Interesting question! Options #1 for both screens.

I think there are a few points here:

  • Consistency. You don't want to cause a sudden flip between the two screens and confuse the users or make them question themselves - 'what's changed? what did I do?'
  • Key-value pair. Think of the Question being your Key and Answer being your value. Regardless of screen type you'd normally have Key in bold and Value in regular font.
  • User memory. This is an opinion and/or experience: people normally remember the questions more and would potentially want a quick reference to their answer by having their eyes drawn to the question they answered. The way to you do it is highlighting the question in bold in your case.
  • Q&A and/or FAQ standard. It's a known practice to have questions in bold and answers in regular font regardless of screen type; especially if the answer is long and tricky, user would want to read the answer in a comfortable font, as opposed to CAPS, italics, emojis, coloured text, etc.
  • Reading difficulties & annoyances. Similar to the point above: it's easier to read a quick question in bold, than an elaborate answer in bold. Or any other unusual font styles.

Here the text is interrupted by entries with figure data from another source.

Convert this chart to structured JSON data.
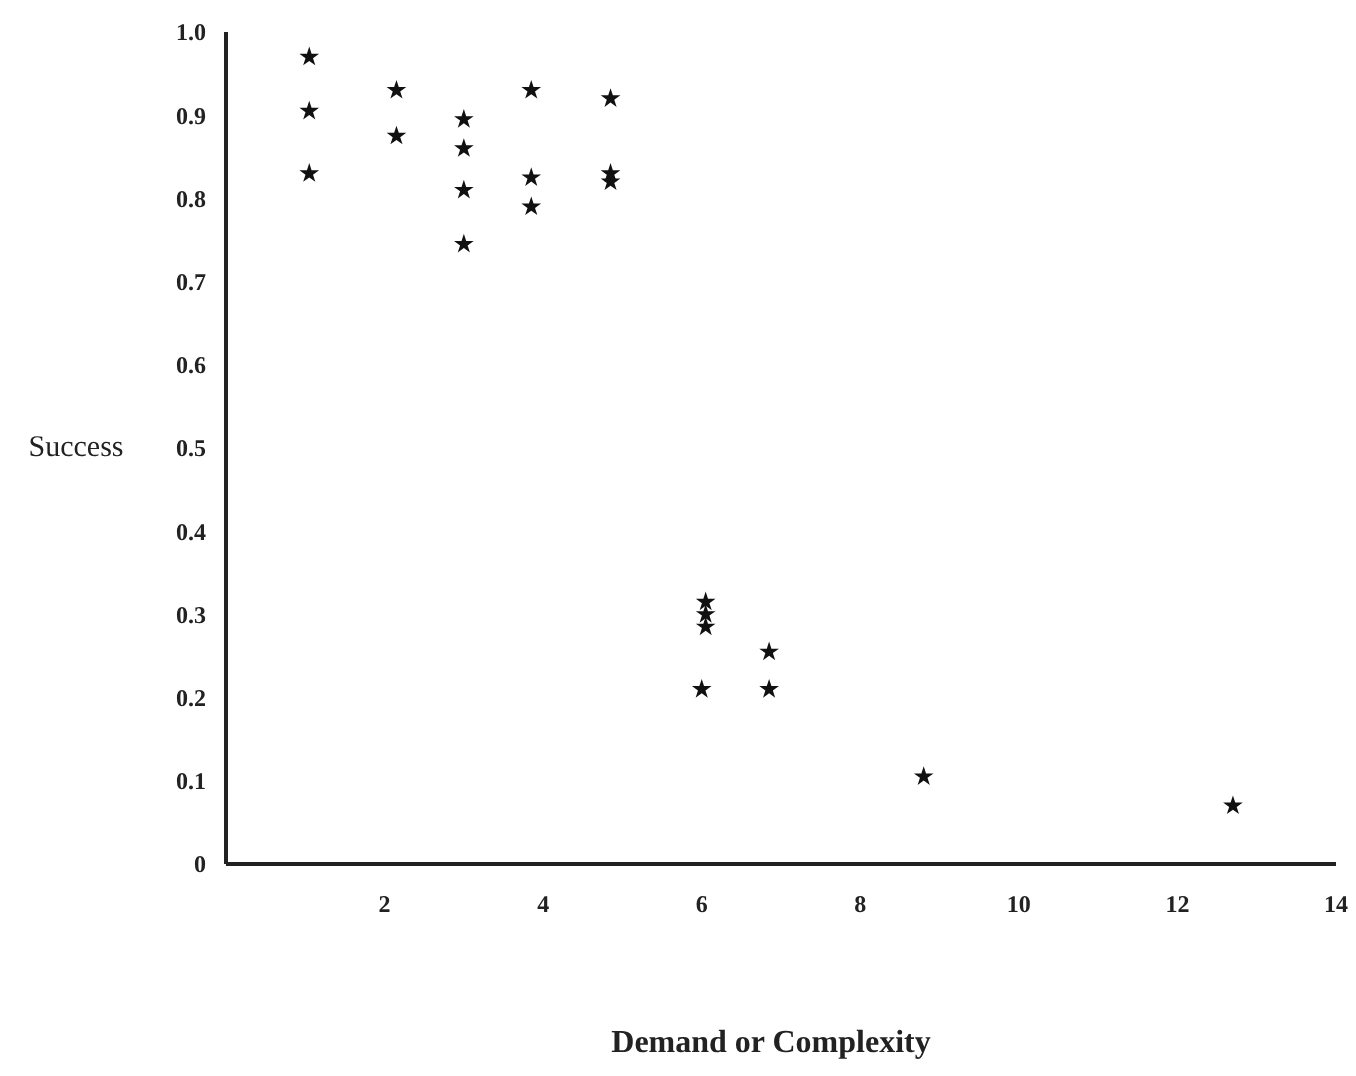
{
  "chart_data": {
    "type": "scatter",
    "xlabel": "Demand or Complexity",
    "ylabel": "Success",
    "x": [
      1.05,
      1.05,
      1.05,
      2.15,
      2.15,
      3.0,
      3.0,
      3.0,
      3.0,
      3.85,
      3.85,
      3.85,
      4.85,
      4.85,
      4.85,
      6.0,
      6.05,
      6.05,
      6.05,
      6.85,
      6.85,
      8.8,
      12.7
    ],
    "values": [
      0.97,
      0.905,
      0.83,
      0.93,
      0.875,
      0.895,
      0.86,
      0.81,
      0.745,
      0.93,
      0.825,
      0.79,
      0.92,
      0.83,
      0.82,
      0.21,
      0.315,
      0.3,
      0.285,
      0.255,
      0.21,
      0.105,
      0.07
    ],
    "color": "#111111",
    "marker": "star",
    "xlim": [
      0,
      14
    ],
    "xticks": [
      2,
      4,
      6,
      8,
      10,
      12,
      14
    ],
    "ylim": [
      0,
      1
    ],
    "yticks": [
      0,
      0.1,
      0.2,
      0.3,
      0.4,
      0.5,
      0.6,
      0.7,
      0.8,
      0.9,
      {
        "value": 1,
        "label": "1.0"
      }
    ],
    "grid": false
  }
}
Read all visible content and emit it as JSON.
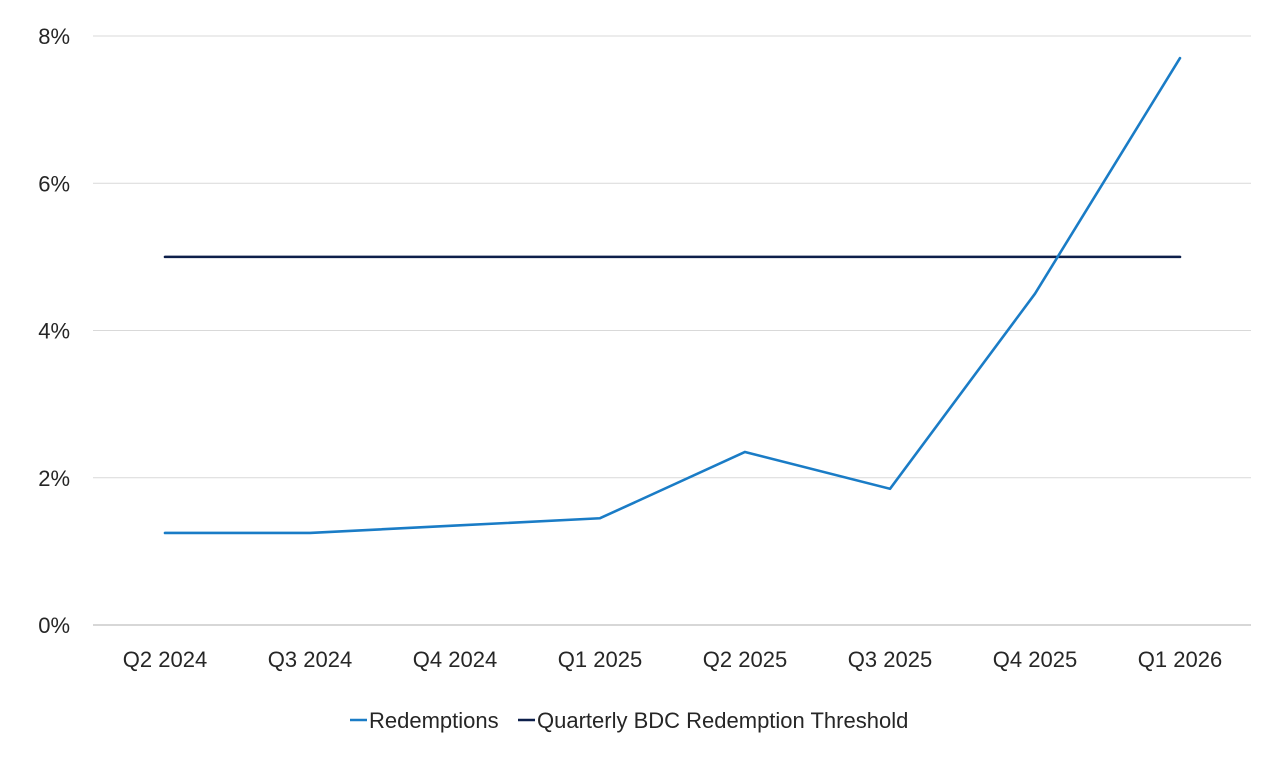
{
  "chart_data": {
    "type": "line",
    "categories": [
      "Q2 2024",
      "Q3 2024",
      "Q4 2024",
      "Q1 2025",
      "Q2 2025",
      "Q3 2025",
      "Q4 2025",
      "Q1 2026"
    ],
    "series": [
      {
        "name": "Redemptions",
        "color": "#1a7cc6",
        "values": [
          1.25,
          1.25,
          1.35,
          1.45,
          2.35,
          1.85,
          4.5,
          7.7
        ]
      },
      {
        "name": "Quarterly BDC Redemption Threshold",
        "color": "#0d1f4a",
        "values": [
          5.0,
          5.0,
          5.0,
          5.0,
          5.0,
          5.0,
          5.0,
          5.0
        ]
      }
    ],
    "ylim": [
      0,
      8
    ],
    "yticks": [
      0,
      2,
      4,
      6,
      8
    ],
    "ytick_labels": [
      "0%",
      "2%",
      "4%",
      "6%",
      "8%"
    ],
    "y_unit": "%",
    "grid": true,
    "legend_position": "bottom"
  }
}
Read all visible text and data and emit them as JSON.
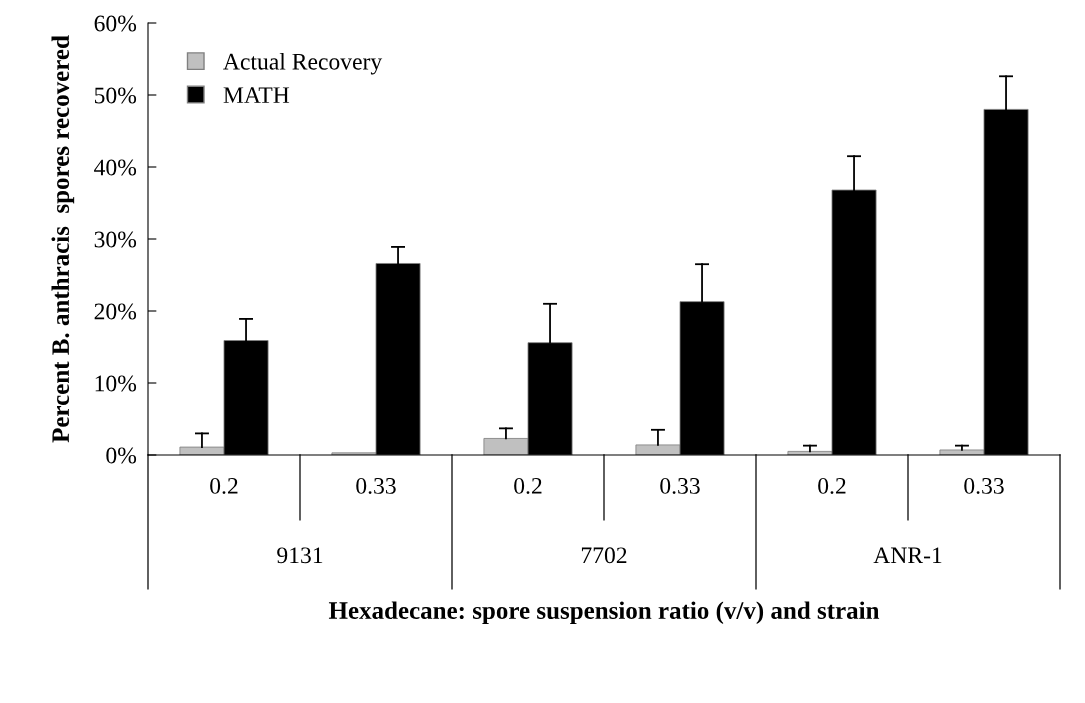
{
  "chart_data": {
    "type": "bar",
    "xlabel": "Hexadecane: spore suspension ratio (v/v) and strain",
    "ylabel": "Percent B. anthracis  spores recovered",
    "categories": [
      "0.2",
      "0.33",
      "0.2",
      "0.33",
      "0.2",
      "0.33"
    ],
    "annotations": [
      "9131",
      "7702",
      "ANR-1"
    ],
    "series": [
      {
        "name": "Actual Recovery",
        "color": "#c0c0c0",
        "values": [
          1.1,
          0.3,
          2.3,
          1.4,
          0.5,
          0.7
        ],
        "errors": [
          [
            1.1,
            3.0
          ],
          null,
          [
            2.3,
            3.7
          ],
          [
            1.4,
            3.5
          ],
          [
            0.5,
            1.3
          ],
          [
            0.7,
            1.3
          ]
        ]
      },
      {
        "name": "MATH",
        "color": "#000000",
        "values": [
          15.9,
          26.6,
          15.6,
          21.3,
          36.8,
          48.0
        ],
        "errors": [
          [
            15.9,
            18.9
          ],
          [
            26.6,
            28.9
          ],
          [
            15.6,
            21.0
          ],
          [
            21.3,
            26.5
          ],
          [
            36.8,
            41.5
          ],
          [
            48.0,
            52.6
          ]
        ]
      }
    ],
    "ylim": [
      0,
      60
    ],
    "yticks": [
      {
        "value": 0,
        "label": "0%"
      },
      {
        "value": 10,
        "label": "10%"
      },
      {
        "value": 20,
        "label": "20%"
      },
      {
        "value": 30,
        "label": "30%"
      },
      {
        "value": 40,
        "label": "40%"
      },
      {
        "value": 50,
        "label": "50%"
      },
      {
        "value": 60,
        "label": "60%"
      }
    ],
    "grid": false,
    "legend": "top left"
  }
}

Hope this helps a little? :)

  • 3
    I think the last point is particularly important. Commented Apr 29, 2019 at 20:48

Program-supplied data should be "solid", while user-supplied data should be "fluid". If you want to emphasize the user-supplied data, you should use italics, not bold. You can also highlight the difference through fonts; perhaps a more blocky, computerish font for the program-supplied data, while a more natural, handwritten-like font for the user-supplied data. You can also set them off with the formatting: put the user-supplied data in boxes, for instance.

  • I actually don’t mind the idea of a handwritten font for the user data, but not in this particular case. I have seen what you described before, and I didn’t mind it. I think maybe because I have a lot of questions to show, it could be overkill. For 1 or 2 maybe not. Thanks for the answer!